POJ 3260 The Fewest Coins（完全背包+多重背包=混合背包）

题目代号：POJ 3260

题目链接：http://poj.org/problem?id=3260

The Fewest Coins

Time Limit: 2000MS		Memory Limit: 65536K
Total Submissions: 6715		Accepted: 2072

Description

Farmer John has gone to town to buy some farm supplies. Being a very efficient man, he always pays for his goods in such a way that the smallest number of coins changes hands, i.e., the number of coins he uses to pay plus the number of coins he receives in change is minimized. Help him to determine what this minimum number is.

FJ wants to buy T (1 ≤ T ≤ 10,000) cents of supplies. The currency system has N (1 ≤ N ≤ 100) different coins, with values V₁, V₂, ..., V_N (1 ≤ V_i ≤ 120). Farmer John is carrying C₁ coins of value V₁, C₂ coins of value V₂, ...., and C_N coins of value V_N (0 ≤ C_i ≤ 10,000). The shopkeeper has an unlimited supply of all the coins, and always makes change in the most efficient manner (although Farmer John must be sure to pay in a way that makes it possible to make the correct change).

Input

Line 1: Two space-separated integers: N and T.
Line 2: N space-separated integers, respectively V₁, V₂, ..., V_N coins (V₁, ...V_N)
Line 3: N space-separated integers, respectively C₁, C₂, ..., C_N

Output

Line 1: A line containing a single integer, the minimum number of coins involved in a payment and change-making. If it is impossible for Farmer John to pay and receive exact change, output -1.

Sample Input

3 70
5 25 50
5 2 1

Sample Output

3

Hint

Farmer John pays 75 cents using a 50 cents and a 25 cents coin, and receives a 5 cents coin in change, for a total of 3 coins used in the transaction.

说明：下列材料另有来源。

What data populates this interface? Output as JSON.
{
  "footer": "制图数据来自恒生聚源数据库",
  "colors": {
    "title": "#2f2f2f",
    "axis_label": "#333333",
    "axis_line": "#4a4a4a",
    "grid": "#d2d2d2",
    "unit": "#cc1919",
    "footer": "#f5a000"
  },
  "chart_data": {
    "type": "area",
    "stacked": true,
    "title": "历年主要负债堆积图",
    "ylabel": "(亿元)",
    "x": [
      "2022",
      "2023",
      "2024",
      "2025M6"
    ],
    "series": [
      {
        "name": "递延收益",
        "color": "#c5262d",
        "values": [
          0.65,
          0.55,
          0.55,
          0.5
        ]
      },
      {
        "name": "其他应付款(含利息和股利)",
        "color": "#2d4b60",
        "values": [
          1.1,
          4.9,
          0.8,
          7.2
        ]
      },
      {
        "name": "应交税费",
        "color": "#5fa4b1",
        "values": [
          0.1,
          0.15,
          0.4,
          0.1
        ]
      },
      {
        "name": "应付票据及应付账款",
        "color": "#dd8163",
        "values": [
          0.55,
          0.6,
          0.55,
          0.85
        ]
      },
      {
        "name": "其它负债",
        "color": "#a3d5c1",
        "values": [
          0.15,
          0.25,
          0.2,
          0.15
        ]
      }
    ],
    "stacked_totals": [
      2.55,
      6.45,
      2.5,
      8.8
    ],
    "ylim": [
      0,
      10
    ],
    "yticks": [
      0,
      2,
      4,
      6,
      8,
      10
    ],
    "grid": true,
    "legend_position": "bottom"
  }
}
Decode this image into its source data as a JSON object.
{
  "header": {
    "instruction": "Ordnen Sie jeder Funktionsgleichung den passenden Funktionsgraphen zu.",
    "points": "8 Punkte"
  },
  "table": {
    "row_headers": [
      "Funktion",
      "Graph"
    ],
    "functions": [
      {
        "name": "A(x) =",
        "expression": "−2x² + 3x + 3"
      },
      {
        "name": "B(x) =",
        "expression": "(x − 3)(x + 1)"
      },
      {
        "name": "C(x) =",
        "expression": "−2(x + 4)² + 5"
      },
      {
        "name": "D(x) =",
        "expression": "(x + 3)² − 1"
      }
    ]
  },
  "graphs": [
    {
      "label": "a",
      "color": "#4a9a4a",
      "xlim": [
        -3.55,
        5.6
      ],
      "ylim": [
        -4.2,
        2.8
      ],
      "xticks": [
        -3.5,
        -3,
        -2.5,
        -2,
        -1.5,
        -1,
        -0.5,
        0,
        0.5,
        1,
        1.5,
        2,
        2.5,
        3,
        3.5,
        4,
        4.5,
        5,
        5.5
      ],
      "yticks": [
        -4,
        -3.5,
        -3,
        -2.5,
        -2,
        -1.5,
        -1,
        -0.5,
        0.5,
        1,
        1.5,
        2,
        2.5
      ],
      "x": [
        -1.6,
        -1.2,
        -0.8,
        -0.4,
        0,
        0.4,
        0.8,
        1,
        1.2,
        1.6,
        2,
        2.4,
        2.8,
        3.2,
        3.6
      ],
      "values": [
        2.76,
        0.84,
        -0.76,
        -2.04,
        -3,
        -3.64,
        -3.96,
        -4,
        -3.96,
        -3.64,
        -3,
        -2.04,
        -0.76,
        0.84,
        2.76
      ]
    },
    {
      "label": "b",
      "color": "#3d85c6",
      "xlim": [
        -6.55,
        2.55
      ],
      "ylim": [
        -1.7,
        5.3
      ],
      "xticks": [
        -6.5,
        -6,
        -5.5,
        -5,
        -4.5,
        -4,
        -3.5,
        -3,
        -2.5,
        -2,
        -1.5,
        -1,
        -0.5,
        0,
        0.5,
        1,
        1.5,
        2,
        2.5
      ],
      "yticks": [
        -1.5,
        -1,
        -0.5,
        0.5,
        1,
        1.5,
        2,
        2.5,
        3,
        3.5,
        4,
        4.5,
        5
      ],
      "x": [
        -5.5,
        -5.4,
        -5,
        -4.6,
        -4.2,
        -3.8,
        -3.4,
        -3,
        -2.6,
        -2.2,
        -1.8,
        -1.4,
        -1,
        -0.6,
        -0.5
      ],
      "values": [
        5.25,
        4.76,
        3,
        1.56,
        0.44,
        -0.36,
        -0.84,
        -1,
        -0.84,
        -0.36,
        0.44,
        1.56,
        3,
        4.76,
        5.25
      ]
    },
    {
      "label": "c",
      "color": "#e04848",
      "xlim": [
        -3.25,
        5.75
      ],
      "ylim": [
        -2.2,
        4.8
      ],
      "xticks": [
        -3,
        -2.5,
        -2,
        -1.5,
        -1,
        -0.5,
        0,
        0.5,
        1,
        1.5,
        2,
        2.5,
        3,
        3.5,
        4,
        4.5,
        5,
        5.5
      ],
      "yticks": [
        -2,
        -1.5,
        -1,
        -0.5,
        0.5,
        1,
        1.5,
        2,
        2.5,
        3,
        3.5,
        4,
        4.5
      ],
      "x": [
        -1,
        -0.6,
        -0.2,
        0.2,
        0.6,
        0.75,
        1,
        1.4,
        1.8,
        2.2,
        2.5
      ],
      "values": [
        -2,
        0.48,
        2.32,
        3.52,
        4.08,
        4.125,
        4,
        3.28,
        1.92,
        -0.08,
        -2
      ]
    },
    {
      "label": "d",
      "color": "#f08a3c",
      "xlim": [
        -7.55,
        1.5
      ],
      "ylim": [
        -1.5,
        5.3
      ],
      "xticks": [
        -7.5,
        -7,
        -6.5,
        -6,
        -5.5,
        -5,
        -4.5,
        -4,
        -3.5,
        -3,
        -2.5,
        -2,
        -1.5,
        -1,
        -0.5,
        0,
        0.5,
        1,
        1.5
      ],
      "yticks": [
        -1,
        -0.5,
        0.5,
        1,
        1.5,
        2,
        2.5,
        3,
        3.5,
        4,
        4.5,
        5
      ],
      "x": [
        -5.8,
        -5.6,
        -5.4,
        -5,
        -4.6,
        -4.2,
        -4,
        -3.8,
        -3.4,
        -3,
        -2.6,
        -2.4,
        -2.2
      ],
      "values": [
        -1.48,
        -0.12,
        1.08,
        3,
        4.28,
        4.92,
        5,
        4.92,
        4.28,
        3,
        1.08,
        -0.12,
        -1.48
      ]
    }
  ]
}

题目大意：给你N种面值的钱以及买家所拥有的数量（注意：卖家的没种面值的钱是无限的），要买T价值的东西，问：要使给出的钱和收到的钱数量最小，然后求总和就是答案。

题目分析：对于买家来说，这是一个多重背包问题，对于卖家来说，这是一个完全背包问题，所以这个题是多重背包和完全背包组合而成的混合背包问题，由于背包问题都是由01背包衍生和优化出来的，所以需要对于01背包的思想完全掌握和熟练运用。然后另一个问题就是这个背包容量的上限问题，在我们生活之中如果需要买1269元的东西那么我们需要给出12张100元面值的，1张50元面值的，1张10元面值的，1张5元面值的，4张1元面值的，合计19张，那么如果按照题目中的要求我可以付款13~18张的100面值的钱，18显然比19要少，但是给了超过1300元的面值的100元都会被卖家原样找回，这很显然是没有必要的，因为在最优的答案之中找的钱不会超过100元，这个题目中也是这样，然后根据抽屉原理，多重背包容量的上限为T+max*max（max即为最大面值的钱），完全背包的上限为T+max。（别问我，我也不知道怎么来的，记住就好了，实在不会那就数组开大点。。。）

AC代码：

# include <bits/stdc++.h>
using namespace std;
# define mem(a,b) memset(a,b,sizeof(a))
# define IOS ios::sync_with_stdio(false);
# define FO(i,n,a) for(int i=n; i>=a; --i)
# define FOR(i,a,n) for(int i=a; i<=n; ++i)
# define MAX 0x7fffffffffffff
# define INF 0x3f3f3f3f
# define MOD 1000000007
///           123456789
# pragma comment(linker, "/STACK:1024000000,1024000000")
typedef unsigned long long ULL;
typedef long long LL;
///coding...................................
const int MAXM=30005;
int n,m,c[105],v[105],sum;
int b[MAXM],a[MAXM];

void complete_bag(int *dp,int vis) {
    FOR(i,vis,sum)
        dp[i]=min(dp[i],dp[i-vis]+1);
}

void zero_one_bag(int *dp,int vis,int cost) {
    FO(i,sum,vis)
        dp[i]=min(dp[i],dp[i-vis]+cost);
}

void mult_bag(int *dp,int vis,int cost) {
    if(vis*cost>=sum)complete_bag(dp,vis);
    else{
        int cnt=1;
        while(cnt<=cost){
            zero_one_bag(dp,vis*cnt,cnt);
            cost-=cnt;
            cnt<<=1;
        }
        if(cost)zero_one_bag(dp,vis*cost,cost);
    }
}

int main()
{
    IOS
#ifdef FLAG
    freopen("in.txt","r",stdin);
    //freopen("out.txt","w",stdout);
#endif /// FLAG
    while(cin>>n>>m) {
        sum=0;
        for(int i=0;i<n;i++)
            cin>>v[i],sum=max(sum,v[i]);
        for(int i=0;i<n;i++)cin>>c[i];
        sum=m+sum*sum;
        for(int i=1;i<=sum;i++)a[i]=b[i]=INF;
        b[0]=a[0]=0;
        for(int i=0;i<n;i++)complete_bag(a,v[i]);
        for(int i=0;i<n;i++)mult_bag(b,v[i],c[i]);
        int ans=INF;
        for(int i=m;i<=sum;i++)
            if(b[i]+a[i-m]<ans)
                ans=b[i]+a[i-m];
        if(ans==INF)puts("-1");
        else cout<<ans<<endl;
    }
    return 0;
}